Collecting ensemble_boxes
  Downloading ensemble_boxes-1.0.9-py3-none-any.whl (23 kB)
Installing collected packages: ensemble-boxes
Successfully installed ensemble-boxes-1.0.9


In [3]:
import cv2
import numpy as np
import pandas as pd
from tqdm import tqdm
import sys

In [4]:
sys.path.append('../src')    # Add the source directory to the PYTHONPATH. This allows to import local functions and modules.

In [5]:
from gdsc_util import PROJECT_DIR, load_sections_df
from merge_ensemble_results import generate_test_results

In [6]:
data_folder = str(PROJECT_DIR / 'data')

In [7]:
# Paths for model prediction files
with open(f'{PROJECT_DIR}/experiment_frcnn_5k_r101_epoch_24.txt', 'r') as f:
    experiment_name_frcnn = f.read()
    
with open(f'{PROJECT_DIR}/experiment_crcnn_5k_r101_epoch_24.txt', 'r') as f:
    experiment_name_crcnn = f.read()
    
frcnn_result_path = f'{data_folder}/{experiment_name_frcnn}/results_train_epoch_24.csv'
crcnn_result_path = f'{data_folder}/{experiment_name_crcnn}/results_train_epoch_24.csv'

In [8]:
# Load sections dataframe
train_path = f'{data_folder}/gdsc_train.csv'
sections_df = load_sections_df(train_path)
file_names = sections_df['file_name'].unique()
section_df_dims = None

Since we already have the dimensions for gdsc_train images, we can use those dimensions without needing to get the dimensions again from the images.
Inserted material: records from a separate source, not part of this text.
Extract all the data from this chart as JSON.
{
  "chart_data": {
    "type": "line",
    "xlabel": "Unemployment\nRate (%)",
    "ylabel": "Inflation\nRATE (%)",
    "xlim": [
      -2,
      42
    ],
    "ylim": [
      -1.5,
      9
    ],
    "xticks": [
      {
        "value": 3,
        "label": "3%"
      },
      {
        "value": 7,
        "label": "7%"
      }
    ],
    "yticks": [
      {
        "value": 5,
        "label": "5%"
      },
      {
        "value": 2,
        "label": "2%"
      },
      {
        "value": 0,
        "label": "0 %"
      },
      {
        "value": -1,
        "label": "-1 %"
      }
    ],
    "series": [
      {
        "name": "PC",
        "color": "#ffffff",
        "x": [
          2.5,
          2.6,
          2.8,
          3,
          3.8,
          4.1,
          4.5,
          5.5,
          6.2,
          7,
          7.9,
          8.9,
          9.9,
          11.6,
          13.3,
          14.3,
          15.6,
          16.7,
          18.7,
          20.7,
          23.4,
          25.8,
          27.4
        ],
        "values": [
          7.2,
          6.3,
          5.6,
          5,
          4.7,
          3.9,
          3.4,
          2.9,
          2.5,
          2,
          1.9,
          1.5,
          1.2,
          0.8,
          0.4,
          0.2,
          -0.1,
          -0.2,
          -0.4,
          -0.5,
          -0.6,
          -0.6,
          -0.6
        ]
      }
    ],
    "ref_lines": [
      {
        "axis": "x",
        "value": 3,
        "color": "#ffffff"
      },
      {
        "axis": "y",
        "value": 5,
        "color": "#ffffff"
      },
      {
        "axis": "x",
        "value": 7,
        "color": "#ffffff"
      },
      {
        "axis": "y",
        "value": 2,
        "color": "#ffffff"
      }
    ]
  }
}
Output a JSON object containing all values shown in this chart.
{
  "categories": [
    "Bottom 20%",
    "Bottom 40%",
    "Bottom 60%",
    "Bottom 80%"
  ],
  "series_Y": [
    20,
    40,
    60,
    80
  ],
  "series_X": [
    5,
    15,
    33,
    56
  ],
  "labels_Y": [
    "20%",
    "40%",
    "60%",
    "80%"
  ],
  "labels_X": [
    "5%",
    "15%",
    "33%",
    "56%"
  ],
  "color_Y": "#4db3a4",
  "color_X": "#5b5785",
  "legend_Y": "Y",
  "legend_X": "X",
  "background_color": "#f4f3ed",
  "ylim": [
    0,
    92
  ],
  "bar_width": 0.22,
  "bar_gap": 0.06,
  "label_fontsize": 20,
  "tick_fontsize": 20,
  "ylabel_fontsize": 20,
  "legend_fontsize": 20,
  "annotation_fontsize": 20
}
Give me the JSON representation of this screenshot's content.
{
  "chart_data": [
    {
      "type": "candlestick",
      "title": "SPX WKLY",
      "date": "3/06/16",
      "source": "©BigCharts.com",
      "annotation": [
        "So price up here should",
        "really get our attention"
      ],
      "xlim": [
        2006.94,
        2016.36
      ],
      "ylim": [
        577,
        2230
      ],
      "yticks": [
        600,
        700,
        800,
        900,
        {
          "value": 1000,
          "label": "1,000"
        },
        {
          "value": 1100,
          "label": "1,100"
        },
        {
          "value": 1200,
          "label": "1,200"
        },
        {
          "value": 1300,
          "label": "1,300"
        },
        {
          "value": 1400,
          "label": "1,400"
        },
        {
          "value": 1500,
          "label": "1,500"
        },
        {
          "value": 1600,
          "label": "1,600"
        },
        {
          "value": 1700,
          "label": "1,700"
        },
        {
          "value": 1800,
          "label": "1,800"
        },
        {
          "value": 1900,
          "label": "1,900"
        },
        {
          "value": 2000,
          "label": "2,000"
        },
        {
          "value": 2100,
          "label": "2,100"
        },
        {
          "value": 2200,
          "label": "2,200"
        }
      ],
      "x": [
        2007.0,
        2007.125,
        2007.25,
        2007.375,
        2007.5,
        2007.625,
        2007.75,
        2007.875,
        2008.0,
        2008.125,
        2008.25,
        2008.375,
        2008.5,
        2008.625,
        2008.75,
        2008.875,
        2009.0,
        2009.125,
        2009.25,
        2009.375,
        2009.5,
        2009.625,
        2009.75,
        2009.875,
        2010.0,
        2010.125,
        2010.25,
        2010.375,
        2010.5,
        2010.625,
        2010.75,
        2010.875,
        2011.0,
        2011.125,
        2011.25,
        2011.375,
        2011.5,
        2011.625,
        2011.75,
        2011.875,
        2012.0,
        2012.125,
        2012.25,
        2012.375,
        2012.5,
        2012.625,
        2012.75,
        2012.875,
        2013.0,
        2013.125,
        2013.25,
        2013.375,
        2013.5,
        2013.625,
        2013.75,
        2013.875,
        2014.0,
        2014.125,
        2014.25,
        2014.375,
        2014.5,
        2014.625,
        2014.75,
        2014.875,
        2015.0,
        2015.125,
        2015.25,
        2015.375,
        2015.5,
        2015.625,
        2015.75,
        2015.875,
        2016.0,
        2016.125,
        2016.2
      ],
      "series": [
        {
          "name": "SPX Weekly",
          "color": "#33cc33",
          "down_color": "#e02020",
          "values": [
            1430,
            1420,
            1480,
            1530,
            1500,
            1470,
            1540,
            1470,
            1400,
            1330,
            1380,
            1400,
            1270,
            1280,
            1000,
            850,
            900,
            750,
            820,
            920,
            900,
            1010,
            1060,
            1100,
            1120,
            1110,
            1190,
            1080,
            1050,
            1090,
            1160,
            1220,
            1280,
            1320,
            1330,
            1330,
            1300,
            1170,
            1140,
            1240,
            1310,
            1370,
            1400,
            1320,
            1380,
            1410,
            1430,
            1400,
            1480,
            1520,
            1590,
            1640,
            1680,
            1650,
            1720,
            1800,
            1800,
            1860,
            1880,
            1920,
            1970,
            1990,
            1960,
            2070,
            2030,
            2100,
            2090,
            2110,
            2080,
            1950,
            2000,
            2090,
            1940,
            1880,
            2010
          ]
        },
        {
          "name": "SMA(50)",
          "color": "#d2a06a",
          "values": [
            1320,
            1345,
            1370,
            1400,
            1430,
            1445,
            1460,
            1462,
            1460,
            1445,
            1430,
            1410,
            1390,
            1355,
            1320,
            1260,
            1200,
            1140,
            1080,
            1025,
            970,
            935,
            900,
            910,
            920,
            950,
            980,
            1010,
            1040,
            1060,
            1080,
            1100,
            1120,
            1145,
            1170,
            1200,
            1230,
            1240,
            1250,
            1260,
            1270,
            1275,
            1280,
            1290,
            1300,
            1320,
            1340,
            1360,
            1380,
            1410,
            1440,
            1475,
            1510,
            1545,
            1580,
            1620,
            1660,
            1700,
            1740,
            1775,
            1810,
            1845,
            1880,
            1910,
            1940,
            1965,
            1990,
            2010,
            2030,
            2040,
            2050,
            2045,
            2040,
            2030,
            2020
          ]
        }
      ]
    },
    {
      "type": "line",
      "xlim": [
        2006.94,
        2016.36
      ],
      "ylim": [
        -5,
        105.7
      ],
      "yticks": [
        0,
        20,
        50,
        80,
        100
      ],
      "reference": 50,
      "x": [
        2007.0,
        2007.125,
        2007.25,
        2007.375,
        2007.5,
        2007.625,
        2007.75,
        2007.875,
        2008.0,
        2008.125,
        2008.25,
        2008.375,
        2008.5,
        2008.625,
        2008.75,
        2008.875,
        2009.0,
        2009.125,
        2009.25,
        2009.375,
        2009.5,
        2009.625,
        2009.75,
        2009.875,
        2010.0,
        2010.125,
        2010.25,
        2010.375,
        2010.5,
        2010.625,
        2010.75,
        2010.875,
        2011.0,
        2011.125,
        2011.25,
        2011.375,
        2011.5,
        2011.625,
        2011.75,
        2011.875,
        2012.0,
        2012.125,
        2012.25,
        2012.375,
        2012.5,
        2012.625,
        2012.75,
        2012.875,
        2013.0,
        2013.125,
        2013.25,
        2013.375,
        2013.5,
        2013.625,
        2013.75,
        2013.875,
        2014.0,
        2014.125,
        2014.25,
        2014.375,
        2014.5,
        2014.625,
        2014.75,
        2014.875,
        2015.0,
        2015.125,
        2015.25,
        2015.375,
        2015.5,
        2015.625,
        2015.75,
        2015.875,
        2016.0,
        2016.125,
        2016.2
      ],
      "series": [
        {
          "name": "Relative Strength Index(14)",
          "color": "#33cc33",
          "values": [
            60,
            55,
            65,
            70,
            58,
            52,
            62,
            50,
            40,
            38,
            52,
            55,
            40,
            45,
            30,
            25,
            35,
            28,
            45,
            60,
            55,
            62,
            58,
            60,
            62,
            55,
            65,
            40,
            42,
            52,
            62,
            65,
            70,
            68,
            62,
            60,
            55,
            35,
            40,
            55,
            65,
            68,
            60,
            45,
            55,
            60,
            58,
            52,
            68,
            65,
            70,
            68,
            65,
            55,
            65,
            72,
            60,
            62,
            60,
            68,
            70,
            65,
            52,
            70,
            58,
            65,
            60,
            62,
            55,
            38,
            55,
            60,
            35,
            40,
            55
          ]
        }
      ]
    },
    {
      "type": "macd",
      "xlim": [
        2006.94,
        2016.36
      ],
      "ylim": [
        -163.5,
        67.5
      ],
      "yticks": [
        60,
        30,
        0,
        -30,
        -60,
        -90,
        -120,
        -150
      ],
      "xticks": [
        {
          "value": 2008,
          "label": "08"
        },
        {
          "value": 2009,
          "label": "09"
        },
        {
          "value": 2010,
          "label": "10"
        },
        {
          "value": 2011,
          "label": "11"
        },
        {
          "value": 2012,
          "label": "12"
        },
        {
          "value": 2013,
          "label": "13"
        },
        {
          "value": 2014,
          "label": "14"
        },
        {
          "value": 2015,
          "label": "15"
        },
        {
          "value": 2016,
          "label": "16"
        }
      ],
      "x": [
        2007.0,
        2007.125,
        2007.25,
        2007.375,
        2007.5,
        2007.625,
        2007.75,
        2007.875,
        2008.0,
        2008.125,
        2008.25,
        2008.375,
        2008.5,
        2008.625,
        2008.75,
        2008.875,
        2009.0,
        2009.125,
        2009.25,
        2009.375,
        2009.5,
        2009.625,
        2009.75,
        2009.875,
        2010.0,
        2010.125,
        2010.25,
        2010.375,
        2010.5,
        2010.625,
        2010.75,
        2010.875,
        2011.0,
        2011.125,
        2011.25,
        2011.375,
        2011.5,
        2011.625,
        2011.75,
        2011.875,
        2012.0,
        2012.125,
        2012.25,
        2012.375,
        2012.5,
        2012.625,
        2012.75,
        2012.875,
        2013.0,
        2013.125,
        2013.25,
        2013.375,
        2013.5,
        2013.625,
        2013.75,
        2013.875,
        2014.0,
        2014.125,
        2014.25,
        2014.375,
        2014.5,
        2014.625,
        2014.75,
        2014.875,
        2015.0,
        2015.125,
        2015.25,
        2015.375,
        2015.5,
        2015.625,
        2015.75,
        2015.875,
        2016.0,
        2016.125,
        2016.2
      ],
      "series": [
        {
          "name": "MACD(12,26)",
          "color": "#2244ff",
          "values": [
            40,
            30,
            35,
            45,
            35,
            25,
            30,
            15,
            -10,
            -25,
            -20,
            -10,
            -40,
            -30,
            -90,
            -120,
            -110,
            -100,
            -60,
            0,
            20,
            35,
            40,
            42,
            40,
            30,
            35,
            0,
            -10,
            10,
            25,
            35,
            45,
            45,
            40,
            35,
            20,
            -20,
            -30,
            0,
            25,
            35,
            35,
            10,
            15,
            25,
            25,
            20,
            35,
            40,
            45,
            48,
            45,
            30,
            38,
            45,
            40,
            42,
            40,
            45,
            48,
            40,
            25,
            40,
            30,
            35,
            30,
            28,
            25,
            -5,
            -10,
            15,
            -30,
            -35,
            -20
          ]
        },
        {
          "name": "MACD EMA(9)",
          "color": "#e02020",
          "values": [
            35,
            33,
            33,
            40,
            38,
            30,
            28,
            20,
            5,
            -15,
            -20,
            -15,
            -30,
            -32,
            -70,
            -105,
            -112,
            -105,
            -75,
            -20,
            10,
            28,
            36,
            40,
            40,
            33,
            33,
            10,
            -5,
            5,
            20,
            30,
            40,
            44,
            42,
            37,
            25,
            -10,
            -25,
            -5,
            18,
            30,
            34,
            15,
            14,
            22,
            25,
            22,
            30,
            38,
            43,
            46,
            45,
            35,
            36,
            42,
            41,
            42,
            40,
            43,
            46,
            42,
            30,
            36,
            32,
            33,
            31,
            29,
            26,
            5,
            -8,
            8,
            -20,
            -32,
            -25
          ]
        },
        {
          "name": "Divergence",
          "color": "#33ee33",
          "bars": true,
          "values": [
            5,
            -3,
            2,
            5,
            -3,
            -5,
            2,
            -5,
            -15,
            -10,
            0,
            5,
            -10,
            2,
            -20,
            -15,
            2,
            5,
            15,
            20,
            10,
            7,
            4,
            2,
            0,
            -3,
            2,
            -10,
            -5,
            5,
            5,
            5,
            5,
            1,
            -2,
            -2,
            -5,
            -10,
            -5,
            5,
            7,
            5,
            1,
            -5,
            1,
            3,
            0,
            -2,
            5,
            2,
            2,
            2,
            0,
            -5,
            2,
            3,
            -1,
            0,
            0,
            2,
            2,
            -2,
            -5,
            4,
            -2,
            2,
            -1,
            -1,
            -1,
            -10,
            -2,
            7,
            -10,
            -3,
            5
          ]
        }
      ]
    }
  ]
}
We have given an option to pass these dimensions as parameter to our merging function.

If we don't have dimensions for the images, then we can skip the next cell and pass the dimensions as None. The function will load each image and get the dimensions automatically.

In [9]:
# Get dimension of each file in the format {'filename' : {'height': height_of_image, 'width': width_of_image}}
section_df_dims = (
    sections_df[["file_name", "height", "width"]]
    .drop_duplicates(subset=["file_name"])
    .set_index("file_name")
    .to_dict(orient="index")
)

In [10]:
# Ensemble the results of the two models
ensemble_df = generate_test_results(frcnn_result_path, crcnn_result_path, file_names, section_df_dims)

Merging Results from the two models


100%|██████████| 994/994 [00:22<00:00, 43.40it/s]


In [11]:
ensemble_df.to_csv(f'{data_folder}/frcnn_crcnn_ensemble.csv', sep=';')